Pro-Con’s customer base includes printers, converters and paper merchants. The company’s central merchants. The company’s central location places it in easy reach of markets in the greater Chicago, Milwaukee, and Minneapolis areas. In addition, the company is currently doing contract sheeting for several area mills.
Mark Reinhardt, one of Pro-Con’s partners, believes that this printing background has helped him to be more aware of what his customers need in a finished product. He sums it up in this way, “A printer needs a square sheet, a reasonably accurate cutoff, and, above all, a clean cut.” These requirements were kept in mind during investigation of sheeting equipment.
Early on in this process, the company weighed the pros and cons of new versus used equipment. Reinhardt recalls, “In doing research on sheeting, I found many trade converters had old equipment, which required secondary trimming. We saw an advantage in not having to guillotine trim. Only a new sheeter could give us press-ready sheets.”
Within 4 weeks of start-up, Pro-Con acquired the MSE Sheeter from Maxson Automatic Machinery Company (Westerly, RI). The MSE offered Pro-Con the ability to run trials for potential customers, while their larger sheeter was being constructed.
At Progressive, the MSE handles board calipers up to .020 inches, and paper grades ranging from 20 lb. to 70lb. The MSE sheeter operates at speeds of up to 300 fpm. On the MSE, Progressive can sheet 4 tons of 70 lb. paper during an 8 hour shift, or a ton of 0.014 inch board per hour.
The MSE Sheeter’s compact size makes set-up fast and easy. The sheeter is 53″ wide and offers a sheet length range from 12-50 inches. Only a single operator is needed to operate the sheeter.
In terms of sheet length accuracy, the MSE sheets to a finished size on cutoffs under 36 inches. The sheeted stock can be packaged for shipment directly off the sheeter. Reinhardt adds, “With the MSE, we now have experience sheeting many different materials. It’s helped us in starting to build a customer base.”
The MSE Sheeter’s compact design makes set up fast and easy. Only a single operator is needed to operate the sheeter.
To speed set-up during set-up during roll changes, Pro-Con selected a Citation shaftless self loading back stand. The shaftless design eliminates the need for an overhead hoist when loading rolls. As the operator moves the roll change is complete in under 3 minutes, versus 20 minutes with a shaft type design.
Reinhardt comments, “Eventually, I envision us a 3-shift operation, and I just couldn’t see the sheeter down for 10 minutes every hour with a roll change.”
Along with the roll stand, Progressive also chose an edge guidance system. The edge guidance system directs the web into the sheeter evenly, and assures a square sheet when slitting. “With this option, we have the ability to take a ¼” trim on either side, if a customer requests it.”
In April 1991, Progressive took delivery of a Maxson MSL Sheeter. The new sheeter gives the company greater production capabilities and added capacity as Pro-Con’s customer base expands.
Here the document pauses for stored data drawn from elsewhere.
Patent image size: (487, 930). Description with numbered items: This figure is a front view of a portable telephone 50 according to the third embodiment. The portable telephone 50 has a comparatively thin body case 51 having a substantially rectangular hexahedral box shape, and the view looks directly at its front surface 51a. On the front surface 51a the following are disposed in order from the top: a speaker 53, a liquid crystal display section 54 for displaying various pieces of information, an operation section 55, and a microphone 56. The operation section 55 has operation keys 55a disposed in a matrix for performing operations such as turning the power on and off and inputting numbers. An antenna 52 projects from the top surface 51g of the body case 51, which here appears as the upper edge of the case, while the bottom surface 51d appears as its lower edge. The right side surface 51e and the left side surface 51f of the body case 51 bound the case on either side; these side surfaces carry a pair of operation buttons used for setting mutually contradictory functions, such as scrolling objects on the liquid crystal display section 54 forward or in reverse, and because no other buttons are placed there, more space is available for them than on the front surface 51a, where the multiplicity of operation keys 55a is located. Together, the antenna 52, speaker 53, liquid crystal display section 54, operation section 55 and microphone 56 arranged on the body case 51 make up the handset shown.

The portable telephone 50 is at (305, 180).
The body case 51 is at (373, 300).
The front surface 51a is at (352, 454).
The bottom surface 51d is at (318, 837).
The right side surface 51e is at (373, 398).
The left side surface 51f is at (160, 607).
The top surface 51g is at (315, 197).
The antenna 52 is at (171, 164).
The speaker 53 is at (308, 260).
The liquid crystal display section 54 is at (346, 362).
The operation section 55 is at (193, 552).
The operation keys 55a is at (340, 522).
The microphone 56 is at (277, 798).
The MSL operates at speeds of up to 850 fpm, and can sheet board stock up to .028 inches thick. The MSL’s close tolerance drive provides a sheet length accuracy of +/- 0.023 inches.
Because a clean cut is essential when sheeting heavier board calipers, Pro-Con selected the PEN MAM dust collector as an equipment option. Reinhardt stresses, “My years of experience in the printing industry have shown me how important it is to have a clean sheet.”
While the first few months of Pro-Con’s operation have been spent running trial runs and establishing customer relationships, the company is now poised to enter a new phase. With a high speed precision sheeter and a growing customer base, Pro-Con’s success seems certain.